In the pursuit of peace it is easy to stop when one reaches a state of decadence – but that is where the peace becomes anesthetic, and everything in life starts its slow decline.

Peace is the antithesis of such anesthesia.

Whitehead is a “Process Philosopher” – he sees everything in the world in constant flux, always changing, always becoming.

Peace too is a process, not a final result. You “do” peace – you don’t “find” it, at least not until you die.

One of the signs to look for is REPETITION.

‘Repetition produces a gradual lowering of vivid appreciation. Convention dominates. A learned orthodoxy suppresses adventure.’ p276

We need to learn, and couple our new knowledge with reflectivity. We need to take the learned orthodoxy and make it our own. We need to take society’s conventions and go on some adventure with them. Rather than repeating the past, and lowering our appreciation for it, we need to change it – make every day different, make every moment a new one.

‘No static maintenance of perfection is possible. This axiom is rooted in the nature of things. Advance or Decadence are the only choices offered to mankind. The pure conservative is fighting against the essence of the universe. p273

When you read my words, and the words I quote from Whitehead, I’m sure you agree with parts and disagree with other parts. It is this process of critical examination that we come to learn where we stand. We cannot know one without the other. Even the words I type are not static. When they leave my mind, go through my fingers, and are posted on the internet, they take on a life of their own. It is in your reading of them, and your interpretation of them, that they take on new meaning. Nothing in this universe is static.

Whitehead, like myself, equates Peace with Creativity, with Beauty and Truth and Adventure and Art. Whitehead, and I agree, believes that Tragedy also has an important role to play.
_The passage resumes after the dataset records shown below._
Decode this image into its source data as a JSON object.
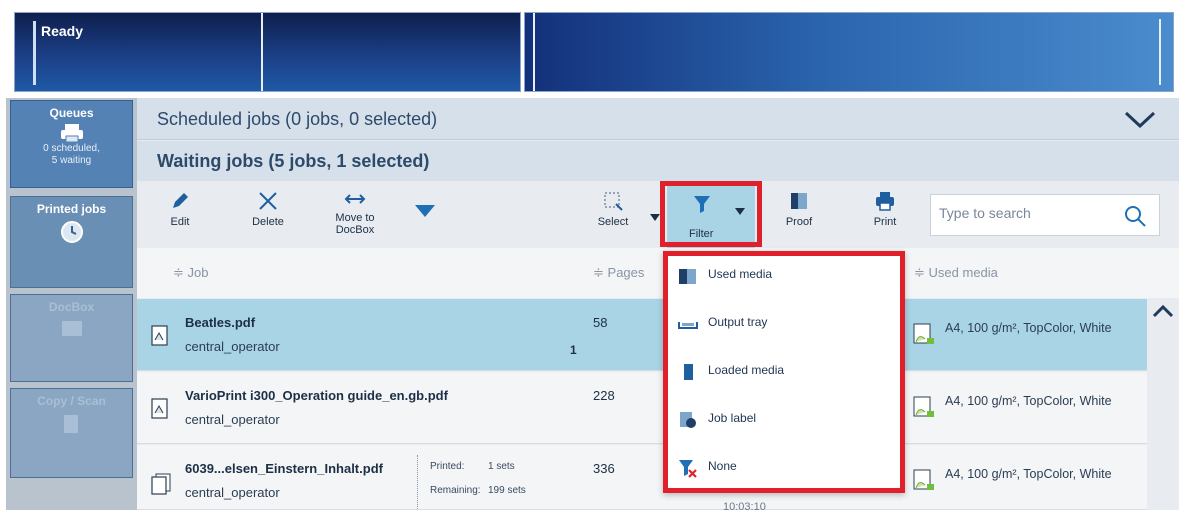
{
  "status": {
    "label": "Ready"
  },
  "nav": {
    "queues": {
      "title": "Queues",
      "line1": "0 scheduled,",
      "line2": "5 waiting"
    },
    "printed": {
      "title": "Printed jobs"
    },
    "docbox": {
      "title": "DocBox"
    },
    "copyscan": {
      "title": "Copy / Scan"
    }
  },
  "scheduled": {
    "title": "Scheduled jobs (0 jobs, 0 selected)"
  },
  "waiting": {
    "title": "Waiting jobs (5 jobs, 1 selected)"
  },
  "toolbar": {
    "edit": "Edit",
    "delete": "Delete",
    "move1": "Move to",
    "move2": "DocBox",
    "select": "Select",
    "filter": "Filter",
    "proof": "Proof",
    "print": "Print",
    "search_placeholder": "Type to search"
  },
  "columns": {
    "job": "Job",
    "pages": "Pages",
    "used_media": "Used media"
  },
  "sort_glyph": "≑",
  "rows": [
    {
      "name": "Beatles.pdf",
      "owner": "central_operator",
      "pages": "58",
      "copies": "1",
      "media": "A4, 100 g/m², TopColor, White"
    },
    {
      "name": "VarioPrint i300_Operation guide_en.gb.pdf",
      "owner": "central_operator",
      "pages": "228",
      "media": "A4, 100 g/m², TopColor, White"
    },
    {
      "name": "6039...elsen_Einstern_Inhalt.pdf",
      "owner": "central_operator",
      "pages": "336",
      "media": "A4, 100 g/m², TopColor, White",
      "printed_label": "Printed:",
      "printed_value": "1 sets",
      "remaining_label": "Remaining:",
      "remaining_value": "199 sets",
      "time_partial": "10:03:10"
    }
  ],
  "filter_menu": {
    "items": [
      {
        "label": "Used media",
        "icon": "used-media-icon"
      },
      {
        "label": "Output tray",
        "icon": "output-tray-icon"
      },
      {
        "label": "Loaded media",
        "icon": "loaded-media-icon"
      },
      {
        "label": "Job label",
        "icon": "job-label-icon"
      },
      {
        "label": "None",
        "icon": "filter-none-icon"
      }
    ]
  },
  "colors": {
    "accent": "#a9d4e6",
    "highlight": "#e0202a",
    "nav": "#6a8fb5"
  }
}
‘Decay, Transition, Loss, Displacement belong to the essence of the Creative Advance. The new direction of aim is initiated by Spontaneity, an element of confusion. The enduring Societies with their rise, culmination, and decay are devices to combine the necessities of Harmony and Freshness.‘ p284-5

‘Peace is the understanding of tragedy, and at the same time its preservation.’ p284

Peace involves both the harmonizing AND the clashing of people and ideas, in a societies’ various pursuits for satisfaction. 

Peace is Freedom. Peace is the freedom to pursue satisfaction, and the freedom to stop and decline or to define a new challenge when you get there. The adventure is ongoing, the evolution continues forever.

Without adventure civilization is in full decay.’ p278

You may notice a recent Whiteheadian influence on my blog as I absorb his categories and concepts and synthesize them with my own.

Although written 80 years ago, Whitehead’s ideas and insights are still relevant – and I think as much as the five qualities of Truth, Beauty, Adventure, Art and Peace apply to analyzing our society and civilization as whole, they also apply to our individual lives.

When I look at my life and the lives of people around me I wonder:

  • Does capitalism promote creativity or strip us of it?
  • Compared to past civilizations, are we more original or less?
  • What percentage of our  daily life is stale and boring?
  • What percentage of our lives is adventurous, spontaneous and novel?
  • Are we a people and a civilization on the rise, or in decline?
  • Is our satirical humor a sign that our kingdom will soon fall?
  • Is that why the Joker beats four Kings?

My eclectic choice in friendships reflects a value of laughter over money, a sense of humour over security, and witty wisdom over swords, politics and inhibitive institutions.

Clearly in my psyche the Joker trumps the King – how about in yours?


All quotes are from Alfred North Whitehead, Adventures of Ideas, Cambridge University Press, 1964. Originally published in 1933 in London.
Excerpt with that exemplary story of wit and wisdom came from A. H. Johnson, The Wit and Wisdom of Whitehead, Philosophy of Science. Vol. 13, No. 3 (Jul., 1946), pp. 223-251.